1. What is your favorite Joke?
Some pieces of string walk into a bar. The first one walks up to place an order, and the barman gives him a long, hard look and asks ‘Are you a piece of string?’
The piece of string answers ‘Yes’, and the barman responds ‘We don’t serve pieces of string in here.’
Dejected, the piece of string walks away empty-handed and joins his friends. They huddle together for a moment and then one of them has an idea. He ties himself up and has his friends pull the strands of his top end apart. When he’s ready he walks up the bar.
The barman looks him up and down and says, ‘We don’t serve pieces of string in here. Aren’t you a piece of string?’
The piece of string looks indignant and replies, ‘I’m a frayed knot!’

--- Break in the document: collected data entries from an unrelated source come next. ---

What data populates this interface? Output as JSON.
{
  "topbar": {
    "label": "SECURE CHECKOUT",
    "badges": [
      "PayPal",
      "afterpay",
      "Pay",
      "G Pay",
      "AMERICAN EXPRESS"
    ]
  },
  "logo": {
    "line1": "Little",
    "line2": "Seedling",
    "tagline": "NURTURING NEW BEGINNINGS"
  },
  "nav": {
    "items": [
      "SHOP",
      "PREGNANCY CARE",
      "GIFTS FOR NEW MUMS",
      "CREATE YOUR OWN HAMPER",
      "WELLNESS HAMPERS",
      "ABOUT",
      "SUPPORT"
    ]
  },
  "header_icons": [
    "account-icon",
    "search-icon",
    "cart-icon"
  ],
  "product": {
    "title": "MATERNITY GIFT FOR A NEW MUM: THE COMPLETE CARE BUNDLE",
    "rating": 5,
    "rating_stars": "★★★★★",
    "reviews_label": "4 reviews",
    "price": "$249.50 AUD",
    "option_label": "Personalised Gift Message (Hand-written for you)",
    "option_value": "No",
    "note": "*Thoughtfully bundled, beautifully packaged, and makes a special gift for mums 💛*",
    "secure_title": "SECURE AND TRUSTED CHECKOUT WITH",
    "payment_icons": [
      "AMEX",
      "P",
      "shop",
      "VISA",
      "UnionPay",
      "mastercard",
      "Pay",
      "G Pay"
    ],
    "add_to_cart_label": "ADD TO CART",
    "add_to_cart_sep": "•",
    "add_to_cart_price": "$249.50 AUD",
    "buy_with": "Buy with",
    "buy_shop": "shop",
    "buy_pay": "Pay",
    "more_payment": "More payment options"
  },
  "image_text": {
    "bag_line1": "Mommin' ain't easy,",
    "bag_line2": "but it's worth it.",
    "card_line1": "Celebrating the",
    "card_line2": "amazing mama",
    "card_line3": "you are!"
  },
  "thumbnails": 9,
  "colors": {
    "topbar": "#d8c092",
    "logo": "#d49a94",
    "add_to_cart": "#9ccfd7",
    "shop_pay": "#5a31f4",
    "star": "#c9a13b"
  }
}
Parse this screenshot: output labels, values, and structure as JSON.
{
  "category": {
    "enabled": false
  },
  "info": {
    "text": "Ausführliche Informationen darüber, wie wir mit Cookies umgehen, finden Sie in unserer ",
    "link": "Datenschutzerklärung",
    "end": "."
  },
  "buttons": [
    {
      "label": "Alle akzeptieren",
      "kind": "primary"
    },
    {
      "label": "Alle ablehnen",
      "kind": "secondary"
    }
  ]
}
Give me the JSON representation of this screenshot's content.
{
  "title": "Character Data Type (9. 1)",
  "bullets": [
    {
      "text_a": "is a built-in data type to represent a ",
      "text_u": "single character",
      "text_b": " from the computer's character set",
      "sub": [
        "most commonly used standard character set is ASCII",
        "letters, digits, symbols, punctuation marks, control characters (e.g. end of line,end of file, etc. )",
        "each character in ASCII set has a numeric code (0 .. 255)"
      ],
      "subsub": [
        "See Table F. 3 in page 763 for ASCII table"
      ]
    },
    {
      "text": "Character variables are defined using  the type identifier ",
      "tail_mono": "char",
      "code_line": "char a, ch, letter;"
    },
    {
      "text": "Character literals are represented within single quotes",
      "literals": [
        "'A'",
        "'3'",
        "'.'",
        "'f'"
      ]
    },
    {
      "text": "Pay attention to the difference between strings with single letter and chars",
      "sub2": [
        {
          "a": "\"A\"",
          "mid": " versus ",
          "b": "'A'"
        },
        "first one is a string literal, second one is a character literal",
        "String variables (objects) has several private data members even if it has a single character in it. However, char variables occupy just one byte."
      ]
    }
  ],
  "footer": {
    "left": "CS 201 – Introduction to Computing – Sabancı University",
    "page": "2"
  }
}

2. Where do you get your best ideas?
In planes and buses. Staring out windows and not thinking of anything in particular tends to attract new ideas to fill up the empty void. I can sit at a desk and stare at a piece of blank paper without being able to think of a single way out of a plot-hole, or a better way of handling a dead scene, but if I’m travelling somewhere they just come.
3. What do you do to relax?
Watch TV, read and randomly surf the internet. Usually all at the same time. I also like to play computer games, although they can have the opposite effect dependent upon the skill level I’ve chosen and the fire-power and stealth of the opposition. Sometimes it all gets too much and I just have to try to harvest some fruit and veges in Farm Heroes. For some reason matching little symbols together on a screen and making sure that they’re the right kind is the type of brainless entertainment that can waste hours of my life. Still, time wasted doing something you enjoy is not wasted time.
4. Do you write about what turns you on?
If I was turned on by anything that I write about I would need to be locked up for a million years and then some. That’s disgusting, and I resent the implication, although I did mention food a few times in the last one. I’m quite turned on by food. Just eating it, you understand, not rolling about naked in it on the floor or anything like that. Normal food turn-on stuff. I’m normal. Normal.
Katherine Hayton is a 41 year old woman who works in insurance, doesn't have children or pets, can't drive, has lived in Christchurch her entire life, and currently resides two minutes’ walk from where she was born.
For some reason she's developed a rich fantasy life. Enjoy.